Özetle üretici firma bunların hepsinin hesabını ve analizlerini yapıyordur. Satışlarının ticari/hususi kullanım ağırlıklarını, bunların ne kadarının neyden şiakyetçi olduğu, bu şikayetleri giderdiklerinde kazanacakları müşteri karşılığında ne kadarlık bir maliyete katlanacakları, öbür yandan bu maliyetler sonrası ne kadar müşteri yada kar kaybedecekleri, günün sonunda attıkları taşın ürküttükleri kuşa değip değmeyeceği gibi konuları derinlemesine inceliyorlardır.
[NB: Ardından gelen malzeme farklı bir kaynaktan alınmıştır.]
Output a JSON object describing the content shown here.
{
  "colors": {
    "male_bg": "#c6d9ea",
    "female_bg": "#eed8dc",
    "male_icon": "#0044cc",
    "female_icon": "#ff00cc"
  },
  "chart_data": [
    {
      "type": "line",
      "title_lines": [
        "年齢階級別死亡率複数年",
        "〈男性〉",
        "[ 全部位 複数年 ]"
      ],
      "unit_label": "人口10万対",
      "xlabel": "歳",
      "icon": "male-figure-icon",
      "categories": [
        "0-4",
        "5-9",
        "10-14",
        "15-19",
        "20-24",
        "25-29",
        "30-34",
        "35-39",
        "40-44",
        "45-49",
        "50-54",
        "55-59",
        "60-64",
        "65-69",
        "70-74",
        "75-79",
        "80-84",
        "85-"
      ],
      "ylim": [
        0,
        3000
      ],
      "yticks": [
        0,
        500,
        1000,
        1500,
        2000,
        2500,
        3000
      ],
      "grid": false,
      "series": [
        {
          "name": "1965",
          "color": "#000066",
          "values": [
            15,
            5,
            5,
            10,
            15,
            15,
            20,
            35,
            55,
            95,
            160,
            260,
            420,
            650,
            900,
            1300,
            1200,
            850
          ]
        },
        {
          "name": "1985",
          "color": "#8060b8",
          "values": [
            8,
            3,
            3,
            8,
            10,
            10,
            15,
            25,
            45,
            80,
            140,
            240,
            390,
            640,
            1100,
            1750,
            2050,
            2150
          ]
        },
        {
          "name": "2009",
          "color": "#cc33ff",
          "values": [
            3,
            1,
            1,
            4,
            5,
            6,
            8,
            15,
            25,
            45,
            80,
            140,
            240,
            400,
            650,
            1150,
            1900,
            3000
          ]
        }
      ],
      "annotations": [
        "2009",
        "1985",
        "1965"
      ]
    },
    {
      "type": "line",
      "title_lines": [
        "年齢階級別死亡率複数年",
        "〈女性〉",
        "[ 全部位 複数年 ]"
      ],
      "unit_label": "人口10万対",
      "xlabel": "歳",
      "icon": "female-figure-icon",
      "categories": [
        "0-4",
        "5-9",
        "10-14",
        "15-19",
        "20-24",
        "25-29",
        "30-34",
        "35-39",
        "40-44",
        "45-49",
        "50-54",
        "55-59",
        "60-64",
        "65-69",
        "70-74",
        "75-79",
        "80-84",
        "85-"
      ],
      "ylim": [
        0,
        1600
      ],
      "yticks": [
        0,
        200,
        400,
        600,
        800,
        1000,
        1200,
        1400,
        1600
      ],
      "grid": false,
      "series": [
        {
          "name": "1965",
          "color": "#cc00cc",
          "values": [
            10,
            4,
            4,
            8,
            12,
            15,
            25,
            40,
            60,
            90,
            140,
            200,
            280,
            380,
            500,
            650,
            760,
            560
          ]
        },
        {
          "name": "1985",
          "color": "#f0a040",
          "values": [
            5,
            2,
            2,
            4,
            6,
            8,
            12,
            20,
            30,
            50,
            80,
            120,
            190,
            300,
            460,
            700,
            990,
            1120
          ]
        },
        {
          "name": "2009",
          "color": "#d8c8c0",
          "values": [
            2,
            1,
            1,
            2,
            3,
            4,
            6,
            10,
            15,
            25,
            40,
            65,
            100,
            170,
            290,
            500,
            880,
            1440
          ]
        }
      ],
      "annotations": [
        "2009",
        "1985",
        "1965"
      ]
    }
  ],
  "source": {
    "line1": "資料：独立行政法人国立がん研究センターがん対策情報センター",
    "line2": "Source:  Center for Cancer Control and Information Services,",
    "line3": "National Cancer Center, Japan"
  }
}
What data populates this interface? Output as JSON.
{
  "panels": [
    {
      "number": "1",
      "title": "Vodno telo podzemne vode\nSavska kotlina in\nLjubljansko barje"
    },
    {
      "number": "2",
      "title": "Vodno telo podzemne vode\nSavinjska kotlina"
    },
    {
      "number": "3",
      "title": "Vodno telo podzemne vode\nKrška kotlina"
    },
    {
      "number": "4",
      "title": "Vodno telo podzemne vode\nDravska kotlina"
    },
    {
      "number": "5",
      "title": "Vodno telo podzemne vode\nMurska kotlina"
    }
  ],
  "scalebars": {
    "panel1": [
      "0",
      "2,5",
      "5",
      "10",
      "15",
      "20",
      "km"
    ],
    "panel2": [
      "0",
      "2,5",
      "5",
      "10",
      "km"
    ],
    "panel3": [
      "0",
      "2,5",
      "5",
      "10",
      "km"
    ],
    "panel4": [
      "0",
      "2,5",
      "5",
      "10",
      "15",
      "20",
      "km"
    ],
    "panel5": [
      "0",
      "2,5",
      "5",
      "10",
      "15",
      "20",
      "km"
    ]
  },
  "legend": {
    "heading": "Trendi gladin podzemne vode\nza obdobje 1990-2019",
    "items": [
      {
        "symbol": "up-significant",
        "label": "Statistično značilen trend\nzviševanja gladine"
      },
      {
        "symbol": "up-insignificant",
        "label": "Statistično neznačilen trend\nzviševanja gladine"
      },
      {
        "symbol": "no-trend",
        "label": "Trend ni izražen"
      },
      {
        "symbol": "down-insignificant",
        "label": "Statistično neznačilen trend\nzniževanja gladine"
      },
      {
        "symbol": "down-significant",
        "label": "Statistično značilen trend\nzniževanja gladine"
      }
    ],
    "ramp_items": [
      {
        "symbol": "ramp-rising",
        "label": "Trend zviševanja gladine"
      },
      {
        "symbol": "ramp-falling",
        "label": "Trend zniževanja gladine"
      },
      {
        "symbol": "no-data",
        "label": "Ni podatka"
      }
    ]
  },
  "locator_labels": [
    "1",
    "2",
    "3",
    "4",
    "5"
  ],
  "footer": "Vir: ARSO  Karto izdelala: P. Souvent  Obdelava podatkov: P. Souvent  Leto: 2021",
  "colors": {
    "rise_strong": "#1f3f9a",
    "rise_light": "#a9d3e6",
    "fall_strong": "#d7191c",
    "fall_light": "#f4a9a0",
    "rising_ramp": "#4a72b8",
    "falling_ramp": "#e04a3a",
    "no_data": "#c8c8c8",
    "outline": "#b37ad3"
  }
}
Bizim için anlamsız gelen bazı saçma kararlar firmaların uzun maliyet ve pazar hesapları sonrası karar verdiği ve malesef bazen bilerek katlandıkları durumlar da olabiliyor. tabi olayın birde yönetim boyutu mevcut. işini bilen ve idealist bir uzman/analistçi tüm bunların hesabını yapıp olumlu bir rapor olarak yöneticilerinin önüne koysa bile öyle yada böyle günün sonunda alınan tüm kararlar yöneticilerin 2 dudağının arasında oluyor. onlar da malesef bazen rakamlara bakarken bazen de ne deseniz boş oluyor ve kendi bildiklerinden şaşmayabiliyorlar.